Pimavanserin has blockbuster potential with some suggesting it becoming a $2 billion drug. According to the National Parkinson's Foundation, about one million people in the United States and from four to six million people worldwide suffer from Parkinson's disease. Parkinson's disease psychosis, or PDP, is a debilitating disorder that develops in up to 60% of patients with Parkinson's disease. Currently, there is no FDA-approved therapy to treat PDP in the United States.
The outlook for the shares is just as good as the company story. The momentum in the stock is in place with the stock being strong over the past year and the stock being clearly above its key moving averages. The demand for the stock has continued in May as the stock is now up 7% month to date. The market's response to the company's $100 million offering confirms the momentum of the shares. Even though the company announced that 8 million new shares are coming on the market, or 10% of the current shares outstanding, the shares rose on the day. Stock offerings are typically associated with investors selling the shares of the stock in question because they dilute the value of the current shareholders. A neutral, or better yet up day on the day of the offerings, suggests that investors still have a strong appetite for the stock.

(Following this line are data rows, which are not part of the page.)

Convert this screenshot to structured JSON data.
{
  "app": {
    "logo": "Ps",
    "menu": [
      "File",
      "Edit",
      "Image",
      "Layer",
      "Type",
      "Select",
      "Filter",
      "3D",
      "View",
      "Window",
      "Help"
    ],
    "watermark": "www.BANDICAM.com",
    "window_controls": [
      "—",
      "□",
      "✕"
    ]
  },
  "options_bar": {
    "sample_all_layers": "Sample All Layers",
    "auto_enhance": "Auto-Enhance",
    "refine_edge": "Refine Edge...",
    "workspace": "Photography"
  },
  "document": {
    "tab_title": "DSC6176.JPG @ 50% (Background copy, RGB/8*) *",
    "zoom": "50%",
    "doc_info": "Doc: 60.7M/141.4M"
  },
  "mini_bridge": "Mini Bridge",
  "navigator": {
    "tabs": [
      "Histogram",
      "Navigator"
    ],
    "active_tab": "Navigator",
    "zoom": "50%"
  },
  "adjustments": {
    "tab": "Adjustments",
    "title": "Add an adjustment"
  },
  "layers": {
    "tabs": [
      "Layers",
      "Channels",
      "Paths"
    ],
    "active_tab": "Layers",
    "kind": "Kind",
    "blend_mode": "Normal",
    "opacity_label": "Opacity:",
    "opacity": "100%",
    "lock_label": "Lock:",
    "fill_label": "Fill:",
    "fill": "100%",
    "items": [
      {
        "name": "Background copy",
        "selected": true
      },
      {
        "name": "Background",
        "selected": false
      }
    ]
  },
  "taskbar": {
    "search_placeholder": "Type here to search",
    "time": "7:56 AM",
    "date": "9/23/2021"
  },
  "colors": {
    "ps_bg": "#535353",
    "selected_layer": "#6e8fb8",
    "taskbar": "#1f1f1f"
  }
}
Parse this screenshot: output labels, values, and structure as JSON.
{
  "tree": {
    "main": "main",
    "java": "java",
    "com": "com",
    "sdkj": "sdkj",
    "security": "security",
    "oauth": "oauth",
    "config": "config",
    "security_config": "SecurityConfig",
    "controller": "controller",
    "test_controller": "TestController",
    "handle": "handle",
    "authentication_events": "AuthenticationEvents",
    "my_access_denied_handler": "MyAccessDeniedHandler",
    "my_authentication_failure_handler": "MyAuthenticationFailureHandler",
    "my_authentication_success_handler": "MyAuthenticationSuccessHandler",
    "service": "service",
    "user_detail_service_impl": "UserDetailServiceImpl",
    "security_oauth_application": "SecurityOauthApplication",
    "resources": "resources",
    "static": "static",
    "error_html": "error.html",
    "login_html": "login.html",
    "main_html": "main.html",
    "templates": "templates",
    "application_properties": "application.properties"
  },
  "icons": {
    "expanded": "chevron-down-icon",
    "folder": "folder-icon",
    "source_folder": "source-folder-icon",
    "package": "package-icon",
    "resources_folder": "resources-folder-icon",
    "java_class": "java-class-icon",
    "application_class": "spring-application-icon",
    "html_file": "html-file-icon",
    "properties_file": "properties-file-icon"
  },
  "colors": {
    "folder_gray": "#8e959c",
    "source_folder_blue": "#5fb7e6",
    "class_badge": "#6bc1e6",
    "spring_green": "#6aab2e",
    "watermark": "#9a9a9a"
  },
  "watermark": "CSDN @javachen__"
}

On Monday, the company announced that it will be added to the NASDAQ Biotechnology Index. As company's shares are added to the index, the funds that operate with the index as a benchmark will have to purchase the shares of the stock so the funds fairly represent the index. This in turn adds more upside pressure to the shares.

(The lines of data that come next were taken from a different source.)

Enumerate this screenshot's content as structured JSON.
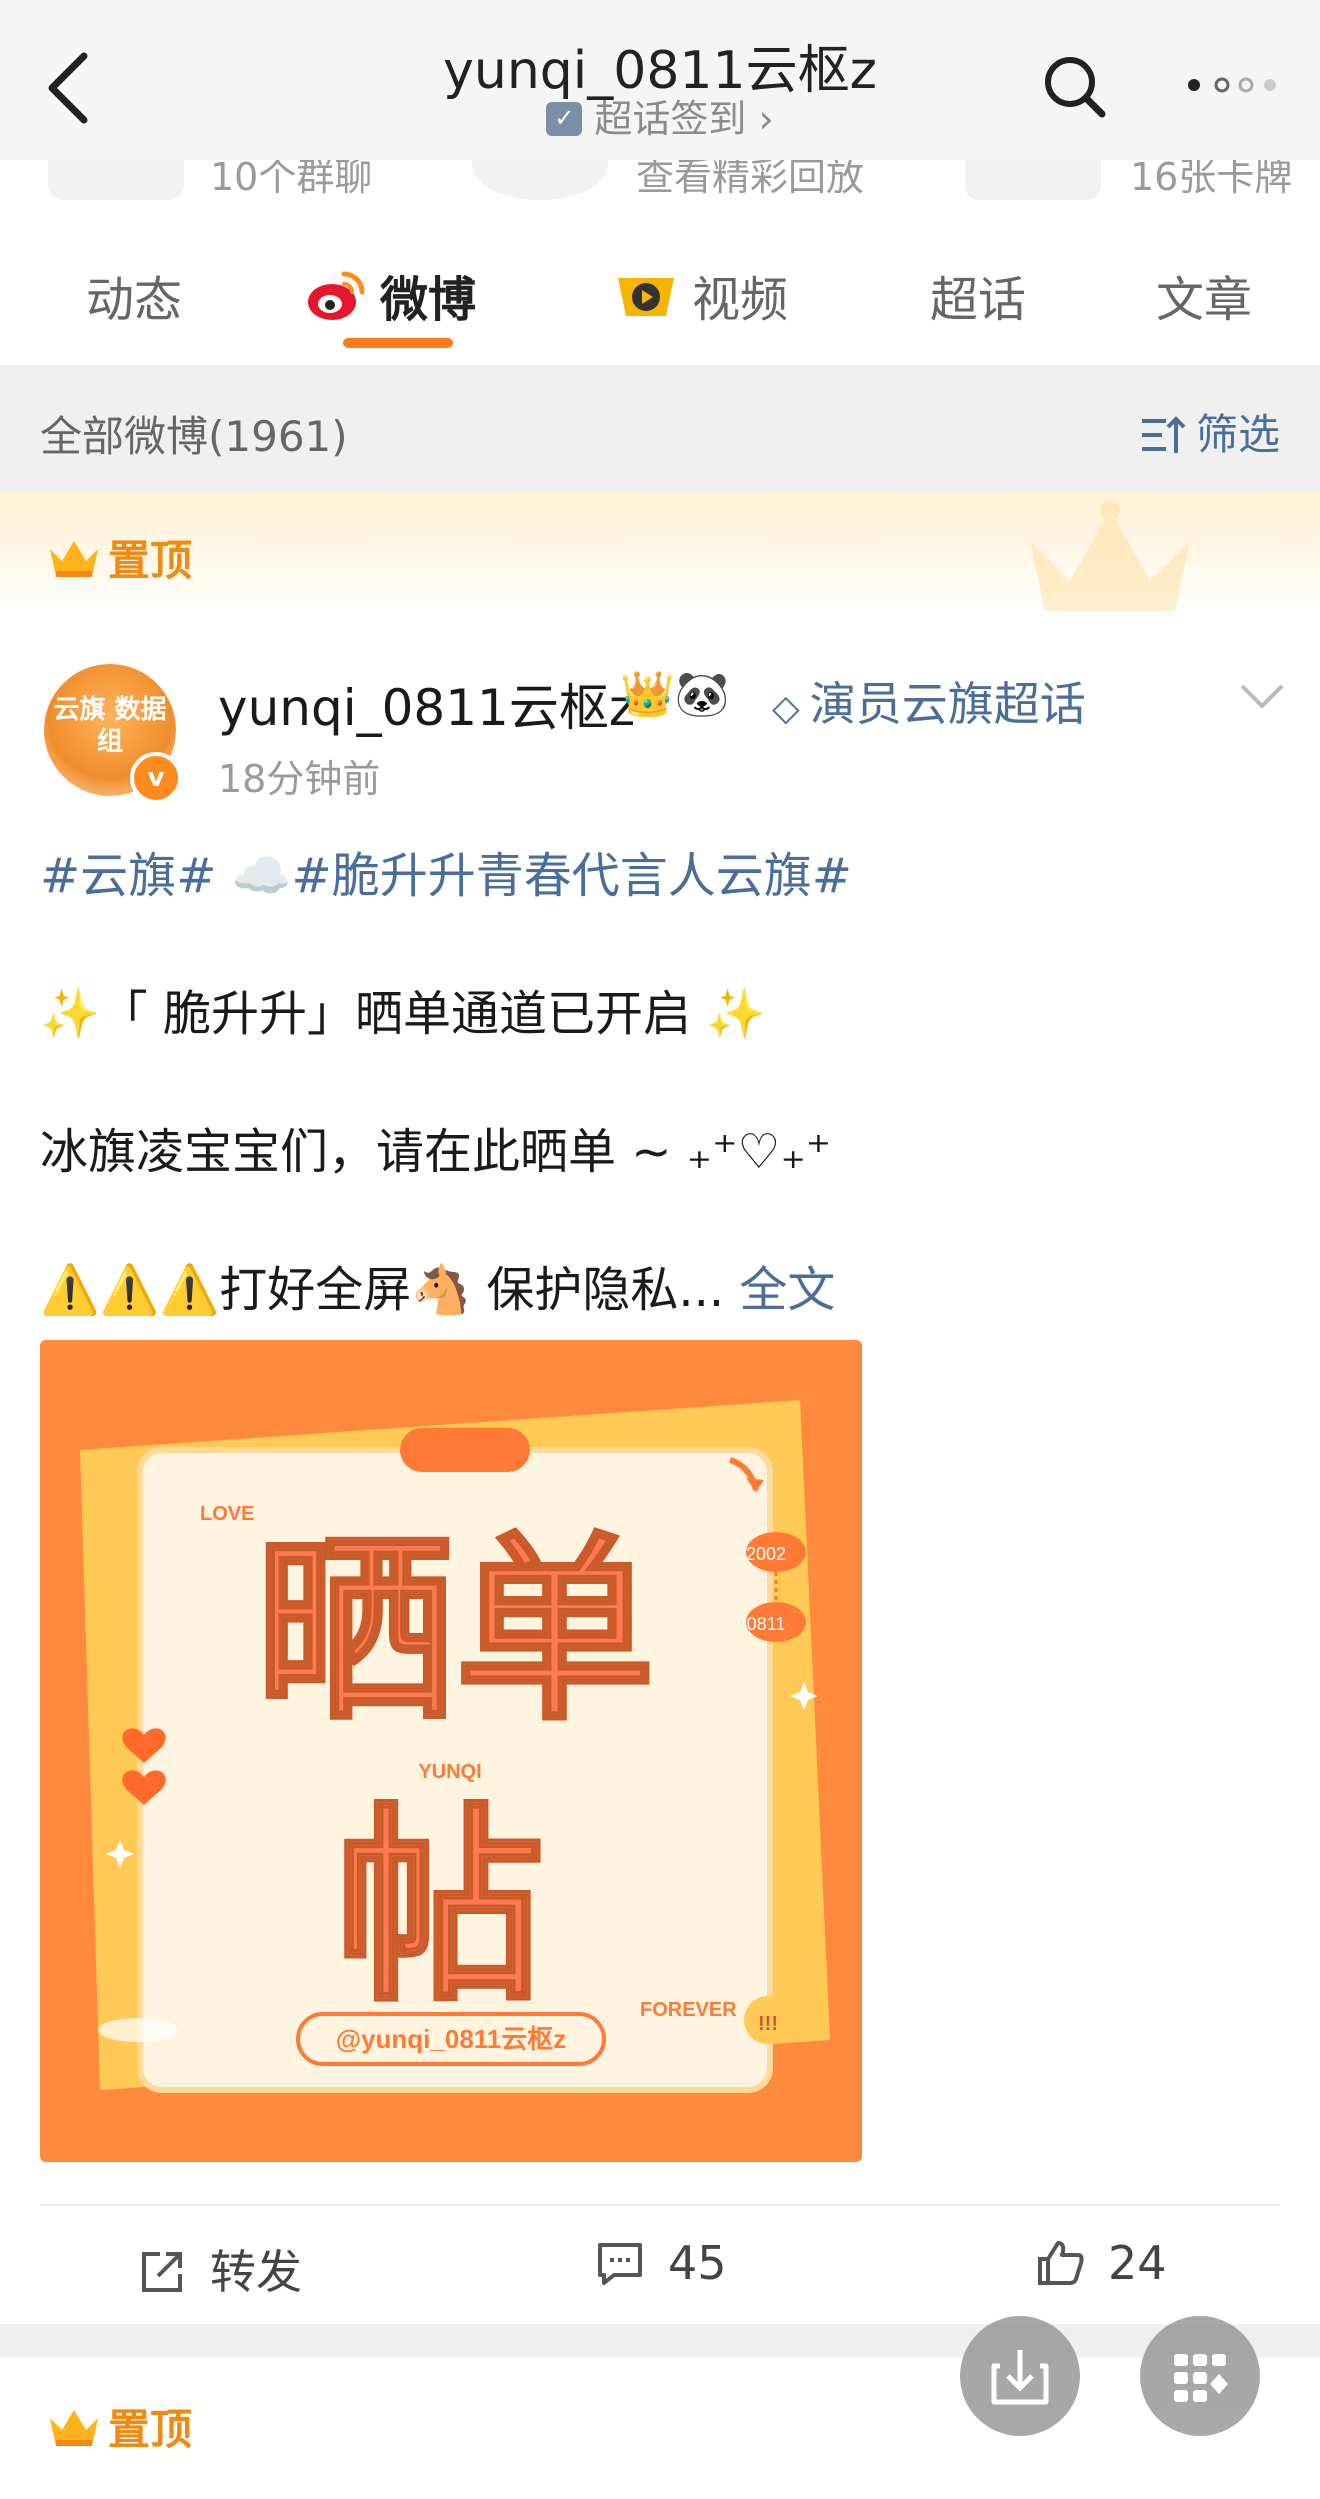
{
  "header": {
    "title": "yunqi_0811云枢z",
    "subtitle": "超话签到 ›"
  },
  "strip": {
    "items": [
      "10个群聊",
      "查看精彩回放",
      "16张卡牌"
    ]
  },
  "tabs": [
    {
      "label": "动态"
    },
    {
      "label": "微博"
    },
    {
      "label": "视频"
    },
    {
      "label": "超话"
    },
    {
      "label": "文章"
    }
  ],
  "filter": {
    "count_label": "全部微博(1961)",
    "button_label": "筛选"
  },
  "pinned": {
    "label": "置顶"
  },
  "post": {
    "avatar_text": "云旗 数据组",
    "username": "yunqi_0811云枢z",
    "badges": "👑🐼",
    "supertopic": "演员云旗超话",
    "time": "18分钟前",
    "hashtag1": "#云旗#",
    "cloud_emoji": "☁️",
    "hashtag2": "#脆升升青春代言人云旗#",
    "line2": "✨「 脆升升」晒单通道已开启 ✨",
    "line3": "冰旗凌宝宝们，请在此晒单 ~ ₊⁺♡₊⁺",
    "line4": "⚠️⚠️⚠️打好全屏🐴 保护隐私...",
    "fulltext": "全文",
    "image": {
      "love": "LOVE",
      "big1": "晒单",
      "yunqi": "YUNQI",
      "big2": "帖",
      "tag1": "2002",
      "tag2": "0811",
      "forever": "FOREVER",
      "handle": "@yunqi_0811云枢z",
      "exclaim": "!!!"
    },
    "actions": {
      "repost_label": "转发",
      "comment_count": "45",
      "like_count": "24"
    }
  },
  "pinned2": {
    "label": "置顶"
  },
  "colors": {
    "accent_orange": "#ff7a1a",
    "link_blue": "#4a6e9a",
    "pinned_gold": "#f08a12"
  }
}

The icing on the cake is that the company may be an M&A target. Roth Capital Partners analyst Robert Hazlett said the FDA's recent decision to allow Acadia to file for marketing approval of its drug pimavanserin based on just one late-stage clinical study will reduce the company's spending, speed up the potential approval of the drug, and make Acadia a more tempting target for potential acquirers. The decision increases the possibility of a takeover of Acadia because there are not many "meaningful" drugs for central nervous system diseases. Takeovers are typically associated with healthy premiums to the share price.
Other data pointing for the shares continuing their run include the fact that smart money is buying shares of the company and the Street's continued bullishness on Acadia with its $17 plus price target on the stock.
Disclosure: I have no positions in any stocks mentioned, and no plans to initiate any positions within the next 72 hours. I wrote this article myself, and it expresses my own opinions. I am not receiving compensation for it (other than from Seeking Alpha). I have no business relationship with any company whose stock is mentioned in this article.